Glossario IA
Il dizionario completo dell'Intelligenza Artificiale
Target distribution
Probability distribution from which we wish to sample, often unknown or difficult to sample directly, requiring MCMC methods.
Proposal distribution
Distribution used to generate candidates in the Metropolis-Hastings algorithm, also called trial distribution or transition kernel.
Acceptance ratio
Probability of accepting a candidate in the Metropolis-Hastings algorithm, calculated as the minimum between 1 and the ratio of target densities multiplied by the ratio of proposal distributions.
Gibbs sampler
Special case of Metropolis-Hastings where proposals are always accepted, sampling conditionally each variable given the other variables.
Chain convergence
Moment when the Markov chain reaches its stationary distribution, crucial for ensuring the validity of samples generated by MCMC methods.
Random Walk Metropolis
Variant of Metropolis-Hastings where the proposal distribution is symmetric and centered on the current state, simplifying the calculation of the acceptance ratio.
Posterior
Probability distribution of parameters after observing data, obtained by Bayes' theorem and often sampled via MCMC.
Gelman-Rubin diagnostic
Diagnostic method evaluating the convergence of multiple MCMC chains by comparing within-chain variance to between-chain variance.
Trace plot
Graphique temporel montrant l'évolution des valeurs d'un paramètre à travers les itérations MCMC, utilisé pour évaluer visuellement la convergence et le mélange.
Detailed Balance
Condition mathématique garantissant que la distribution cible est la distribution stationnaire de la chaîne, essentielle pour la validité des algorithmes MCMC.
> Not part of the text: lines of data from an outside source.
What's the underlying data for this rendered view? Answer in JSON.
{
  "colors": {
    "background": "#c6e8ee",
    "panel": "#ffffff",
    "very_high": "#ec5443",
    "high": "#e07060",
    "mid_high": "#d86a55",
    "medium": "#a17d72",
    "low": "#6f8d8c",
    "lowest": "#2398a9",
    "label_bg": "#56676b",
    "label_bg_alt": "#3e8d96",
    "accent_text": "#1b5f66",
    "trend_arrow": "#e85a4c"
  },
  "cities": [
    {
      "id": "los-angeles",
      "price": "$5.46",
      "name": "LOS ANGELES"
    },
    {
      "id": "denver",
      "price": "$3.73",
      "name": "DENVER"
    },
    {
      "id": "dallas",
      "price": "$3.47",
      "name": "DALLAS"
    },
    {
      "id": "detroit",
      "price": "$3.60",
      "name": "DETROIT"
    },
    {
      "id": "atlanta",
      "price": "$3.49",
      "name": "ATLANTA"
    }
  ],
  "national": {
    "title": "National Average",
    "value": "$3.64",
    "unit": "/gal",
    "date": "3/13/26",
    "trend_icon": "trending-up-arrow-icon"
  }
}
Rééchantillonnage importance
Technique associée aux MCMC pour corriger les poids des échantillons lorsque la distribution de proposition diffère significativement de la distribution cible.
Ergodicité
Propriété garantissant que les moyennes temporelles de la chaîne convergent vers les espérances sous la distribution stationnaire, fondamentale pour l'inférence MCMC.